I registi danesi, questo è indubbio, stanno pian piano scalando le gerarchie della cinematografia internazionale. Esempi? Lars von Trier è in breve tempo diventato uno dei registi più noti e influenti del cinema contemporaneo; Thomas Vinterberg, da Festen a Il sospetto, ha conquistato un posto di rilievo a livello planetario; Nicolas Winding Refn (Bronson, Drive), invece, continua ad ammaliare il pubblico con la sua poetica violenza. Tra questi nomi cerca di inserirsi anche Mikkel Nørgaard, regista del film Keeper of Lost Causes, proiettato nel corso della quarta edizione del Nordic Film Fest.
Base di partenza per Nørgaard, coadiuvato dallo sceneggiatore Nikolaj Arcel (Uomini che odiano le donne) è l’omonimo best-seller scritto da Jussi Adler-Olsen, tradotto in Italia da Marsilio con il titolo di La donna in gabbia. Il pluripremiato romanzo dello scrittore danese è uno di una serie di quattro thriller che ha venduto complessivamente quasi sette milioni di copie in tutto il mondo. Questo è il primo capitolo, dunque, di quella che si prospetta una lunga e redditizia serie di adattamenti cinematografici.

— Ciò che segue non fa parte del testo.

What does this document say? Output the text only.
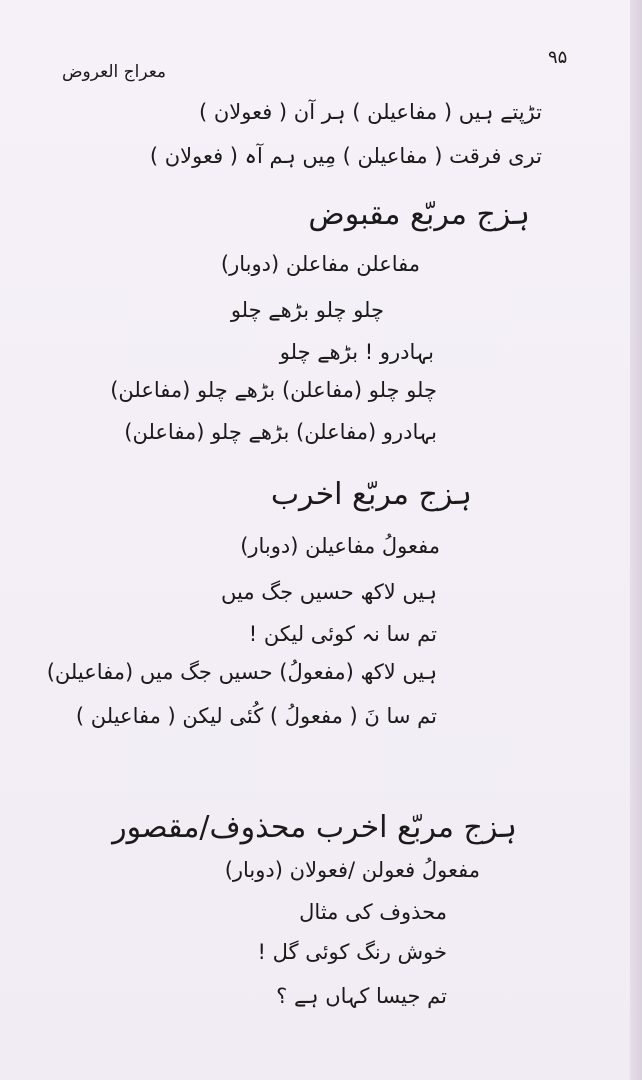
معراج العروض
۹۵
تڑپتے ہیں ( مفاعیلن ) ہر آن ( فعولان )
تری فرقت ( مفاعیلن ) مِیں ہم آہ ( فعولان )
ہزج مربّع مقبوض
مفاعلن مفاعلن (دوبار)
چلو چلو بڑھے چلو
بہادرو ! بڑھے چلو
چلو چلو (مفاعلن) بڑھے چلو (مفاعلن)
بہادرو (مفاعلن) بڑھے چلو (مفاعلن)
ہزج مربّع اخرب
مفعولُ مفاعیلن (دوبار)
ہیں لاکھ حسیں جگ میں
تم سا نہ کوئی لیکن !
ہیں لاکھ (مفعولُ) حسیں جگ میں (مفاعیلن)
تم سا نَ ( مفعولُ ) کُئی لیکن ( مفاعیلن )
ہزج مربّع اخرب محذوف/مقصور
مفعولُ فعولن /فعولان (دوبار)
محذوف کی مثال
خوش رنگ کوئی گل !
تم جیسا کہاں ہے ؟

Dopo una sparatoria che coinvolge due suoi colleghi, l’agente investigativo Carl Mørck (Nikolaj Lie Kaas) viene trasferito al Dipartimento Q reparto per casi irrisolti dove si ritrova a lavorare con il suo nuovo assistente Assad (Fares Fares). Nonostante il suo compito sia quello di archiviare i casi, dopo un solo giorno di lavoro, il testardo agente coinvolge il suo collega in un caso misterioso: la scomparsa di Marete Lynggard (Sonja Richter) da un traghetto avvenuto cinque anni prima. L’unico testimone della vicenda è il fratello cerebroleso della presunta vittima e da questo piccolo e irrilevante indizio i due si avventurano in un viaggio che li porterà sulle tracce del killer.

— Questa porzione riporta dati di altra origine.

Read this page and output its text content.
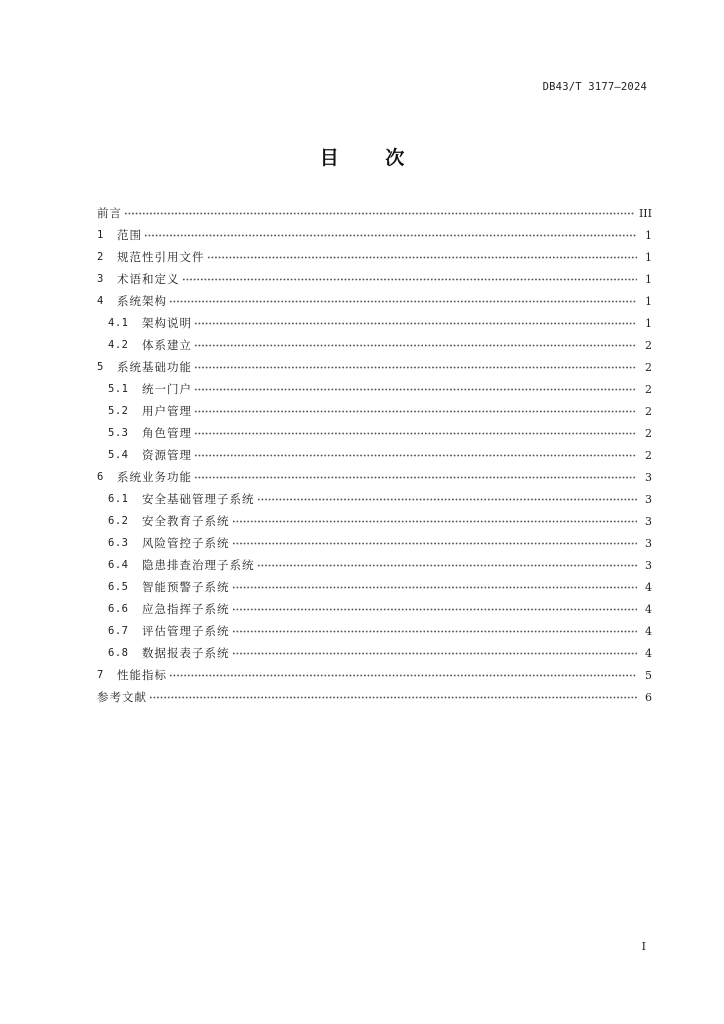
DB43/T 3177—2024
目 次
前言	III
1	范围	1
2	规范性引用文件	1
3	术语和定义	1
4	系统架构	1
4.1	架构说明	1
4.2	体系建立	2
5	系统基础功能	2
5.1	统一门户	2
5.2	用户管理	2
5.3	角色管理	2
5.4	资源管理	2
6	系统业务功能	3
6.1	安全基础管理子系统	3
6.2	安全教育子系统	3
6.3	风险管控子系统	3
6.4	隐患排查治理子系统	3
6.5	智能预警子系统	4
6.6	应急指挥子系统	4
6.7	评估管理子系统	4
6.8	数据报表子系统	4
7	性能指标	5
参考文献	6
I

La fotografia cupa e l’imperturbabile freddezza espressiva del protagonista sono le note positive del film. Le riprese, girate nella maggior parte dei casi in interni, esasperano il clima tenebroso creato dall’asciutta macchina da presa del regista. L’unica pecca della pellicola è quella di sparare le sue cartucce abbondantemente prima della fine: l’avvincente climax, ossia la risoluzione del caso, viene mostrato troppo presto rendendo il finale prevedibile, e, dato che il genere di riferimento è il thriller, si potevano e dovevano cercare formule più creative.
Gli ultimi venti minuti nella tana del killer, infatti, non sono incisivi e i colpi di scena presenti sono troppo facilmente intuibili dallo spettatore. E questo pesa come un macigno nell’intera economia del film.